Tupelo Honey: Old South and New

Tupelo Honey fills a void in South End left by a beloved establishment
The Southern fried chicken BLT includes crispy, hormone-free chicken breast, maple-pepper bacon, dijonnaise, lettuce, and tomato on an artisanal bun. Complete it with a side of fried okra.

Loyal customers from all over the South already know about Tupelo Honey, one of the leaders in the farm-to-table movement for more than a decade. From the name to the food, the Asheville-based eatery is known for being warm, welcoming, and rolling out excellent New South cuisine. So it’s fitting that when it expanded to Charlotte, it took over a space where one of our most beloved restaurants, The Pewter Rose, once sat.

Working in the same South Boulevard space now is executive chef Brian Sonoskus, one of the most well-known chefs in the region, and the original chef at Tupelo Honey’s flagship. “The food is his; the menu is his,” says Elizabeth Sims, vice president of marketing for Tupelo Honey. “He is driving the quality of these dishes.” Sonoskus is one of the biggest proponents of North Carolina’s local foods movement, highlighting seasonal ingredients in his menus.

After you polish off a complimentary, flaky biscuit (flanked by blueberry jam and honey), the Appalachian popcorn with Carolina white sauce ($7.95), fried okra to be exact, is salty, crunchy, and addictive. Additionally, the fried green tomatoes ($6.95) are perfectly paired with slivers of basil, staying firm and tangy under crunchy coating. For more substantial fare, the Southern fried chicken saltimbocca with country ham and mushroom marsala ($15.95) is rich but not overpowering, offering a juxtaposition between salty ham and earthy marsala sauce.

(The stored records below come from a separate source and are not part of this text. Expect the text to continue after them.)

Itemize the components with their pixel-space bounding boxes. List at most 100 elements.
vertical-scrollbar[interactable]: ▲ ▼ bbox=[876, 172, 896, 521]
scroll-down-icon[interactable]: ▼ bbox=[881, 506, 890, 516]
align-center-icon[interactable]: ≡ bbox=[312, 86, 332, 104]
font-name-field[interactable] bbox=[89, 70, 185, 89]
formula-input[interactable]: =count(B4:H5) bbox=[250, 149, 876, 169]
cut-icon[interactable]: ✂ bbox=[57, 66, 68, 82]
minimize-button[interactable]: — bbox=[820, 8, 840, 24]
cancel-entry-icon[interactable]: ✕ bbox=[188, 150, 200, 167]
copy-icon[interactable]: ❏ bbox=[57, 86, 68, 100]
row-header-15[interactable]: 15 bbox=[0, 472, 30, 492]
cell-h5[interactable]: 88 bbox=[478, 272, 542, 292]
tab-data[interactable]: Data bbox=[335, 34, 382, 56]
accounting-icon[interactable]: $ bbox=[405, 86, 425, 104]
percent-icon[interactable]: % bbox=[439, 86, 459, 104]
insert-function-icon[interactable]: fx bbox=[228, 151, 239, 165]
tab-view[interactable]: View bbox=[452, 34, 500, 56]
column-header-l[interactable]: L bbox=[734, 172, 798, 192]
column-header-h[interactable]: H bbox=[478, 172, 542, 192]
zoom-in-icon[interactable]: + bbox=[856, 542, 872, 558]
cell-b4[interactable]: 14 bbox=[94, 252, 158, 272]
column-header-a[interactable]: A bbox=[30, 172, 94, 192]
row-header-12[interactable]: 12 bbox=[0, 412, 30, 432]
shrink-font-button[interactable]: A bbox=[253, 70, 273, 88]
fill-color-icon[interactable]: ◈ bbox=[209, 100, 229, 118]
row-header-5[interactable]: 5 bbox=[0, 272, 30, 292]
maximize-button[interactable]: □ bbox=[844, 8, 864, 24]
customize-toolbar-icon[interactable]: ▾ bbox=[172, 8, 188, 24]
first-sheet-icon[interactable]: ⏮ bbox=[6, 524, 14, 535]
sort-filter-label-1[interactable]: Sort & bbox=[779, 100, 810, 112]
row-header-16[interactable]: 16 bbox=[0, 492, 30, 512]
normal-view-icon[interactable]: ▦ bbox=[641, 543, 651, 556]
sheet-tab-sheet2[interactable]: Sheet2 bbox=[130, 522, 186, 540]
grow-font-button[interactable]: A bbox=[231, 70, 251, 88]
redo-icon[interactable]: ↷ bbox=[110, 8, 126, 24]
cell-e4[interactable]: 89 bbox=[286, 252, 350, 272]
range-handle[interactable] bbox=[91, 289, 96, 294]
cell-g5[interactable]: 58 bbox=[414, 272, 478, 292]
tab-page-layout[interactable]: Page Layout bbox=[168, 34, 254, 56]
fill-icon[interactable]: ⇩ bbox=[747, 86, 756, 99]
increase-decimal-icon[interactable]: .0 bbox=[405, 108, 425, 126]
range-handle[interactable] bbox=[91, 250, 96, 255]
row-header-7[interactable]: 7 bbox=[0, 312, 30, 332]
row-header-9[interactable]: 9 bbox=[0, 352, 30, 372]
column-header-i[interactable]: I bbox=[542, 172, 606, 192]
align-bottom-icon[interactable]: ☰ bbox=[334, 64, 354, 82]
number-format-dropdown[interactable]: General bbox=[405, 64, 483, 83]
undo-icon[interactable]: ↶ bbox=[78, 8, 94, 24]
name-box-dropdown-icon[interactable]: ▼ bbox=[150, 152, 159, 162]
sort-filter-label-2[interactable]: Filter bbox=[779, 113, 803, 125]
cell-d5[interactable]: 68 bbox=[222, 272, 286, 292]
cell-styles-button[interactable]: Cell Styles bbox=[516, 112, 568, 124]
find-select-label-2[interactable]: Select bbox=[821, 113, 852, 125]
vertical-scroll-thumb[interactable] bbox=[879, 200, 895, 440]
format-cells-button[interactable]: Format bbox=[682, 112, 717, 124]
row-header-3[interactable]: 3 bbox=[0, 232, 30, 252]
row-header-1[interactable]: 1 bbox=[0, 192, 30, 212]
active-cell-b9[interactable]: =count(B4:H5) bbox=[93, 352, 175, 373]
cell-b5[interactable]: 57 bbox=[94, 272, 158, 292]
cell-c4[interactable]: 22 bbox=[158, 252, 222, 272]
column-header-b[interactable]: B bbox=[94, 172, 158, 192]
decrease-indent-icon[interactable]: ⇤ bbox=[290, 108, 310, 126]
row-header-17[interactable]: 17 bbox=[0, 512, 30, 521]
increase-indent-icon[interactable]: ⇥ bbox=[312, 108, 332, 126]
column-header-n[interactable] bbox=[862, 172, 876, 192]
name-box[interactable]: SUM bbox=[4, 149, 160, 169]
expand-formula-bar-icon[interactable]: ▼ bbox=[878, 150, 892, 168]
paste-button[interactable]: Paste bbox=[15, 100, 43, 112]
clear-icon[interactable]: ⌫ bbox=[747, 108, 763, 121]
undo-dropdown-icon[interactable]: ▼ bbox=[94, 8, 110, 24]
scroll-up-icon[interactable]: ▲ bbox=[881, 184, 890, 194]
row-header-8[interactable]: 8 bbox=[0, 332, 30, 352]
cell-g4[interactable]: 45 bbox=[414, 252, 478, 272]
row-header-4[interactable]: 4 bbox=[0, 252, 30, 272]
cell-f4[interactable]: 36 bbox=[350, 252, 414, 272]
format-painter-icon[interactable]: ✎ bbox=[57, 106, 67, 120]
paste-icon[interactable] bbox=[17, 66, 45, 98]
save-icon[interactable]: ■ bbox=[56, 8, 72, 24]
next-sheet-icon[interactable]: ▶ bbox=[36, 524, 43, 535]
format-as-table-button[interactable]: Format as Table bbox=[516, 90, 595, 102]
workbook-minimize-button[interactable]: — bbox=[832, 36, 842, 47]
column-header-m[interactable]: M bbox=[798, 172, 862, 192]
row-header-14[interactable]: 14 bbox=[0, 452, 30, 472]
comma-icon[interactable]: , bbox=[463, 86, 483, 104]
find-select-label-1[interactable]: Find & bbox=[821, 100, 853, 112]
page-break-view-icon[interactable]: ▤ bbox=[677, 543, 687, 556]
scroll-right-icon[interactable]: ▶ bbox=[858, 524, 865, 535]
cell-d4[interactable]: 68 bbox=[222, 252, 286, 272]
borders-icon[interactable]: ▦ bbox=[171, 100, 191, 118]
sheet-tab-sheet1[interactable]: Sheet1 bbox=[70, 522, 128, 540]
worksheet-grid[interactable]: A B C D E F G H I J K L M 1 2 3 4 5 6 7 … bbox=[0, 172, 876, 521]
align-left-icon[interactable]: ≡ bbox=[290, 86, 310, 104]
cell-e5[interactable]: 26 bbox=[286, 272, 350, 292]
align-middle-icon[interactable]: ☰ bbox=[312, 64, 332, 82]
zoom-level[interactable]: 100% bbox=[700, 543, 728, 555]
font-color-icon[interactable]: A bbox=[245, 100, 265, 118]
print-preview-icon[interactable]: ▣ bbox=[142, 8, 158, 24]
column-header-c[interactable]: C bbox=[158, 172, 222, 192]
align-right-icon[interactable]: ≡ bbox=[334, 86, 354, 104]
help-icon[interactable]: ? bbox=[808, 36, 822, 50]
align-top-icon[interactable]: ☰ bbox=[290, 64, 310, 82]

For side items ($3.45 a la carte or included with entrée), the New South greens—mostly kale—are briny and bright. Cheesy cauliflower is decadent but not too sharp. Goat cheese grits are creamy with just a kiss of tang—different, but not too far from the traditional Southern staple.

It’s easy to fill up early here, but you’ll want to save room for dessert. The blueberry hill thrill cream cheese pie ($5.95) combines a graham-cracker crust with a creamy, cheesecake-like filling full of crushed blueberries. Over the top is a sweet, house-made blueberry sauce and fresh whipped cream.

The Pickled Okra, Tupelo’s bar, is run by head mixologist Jennifer Gephart, who serves up everything from twists on Southern classics like the bourbon basil sour ($8) to the fruity blueberry fields forever ($9). Beers from local breweries are also on tap.

If you know Tupelo Honey from Asheville, don’t look for the same restaurant in South End. Although Southern-style food and warmth are all the same, this is a Charlotte restaurant with an uptown vibe that’s sure to command a new band of loyal followers.

And for those who were loyal to the restaurant that once occupied this space, Tupelo Honey is full of little tributes. “We actually bought the old red doors from the Pewter Rose,” Sims says. “Anyone who’s been in the restaurant business for 30 years deserves recognition.” From the crown-shaped chandelier (full of baubles and bees) to the family crest, hints of Charlotte are everywhere—a celebration of old South and new.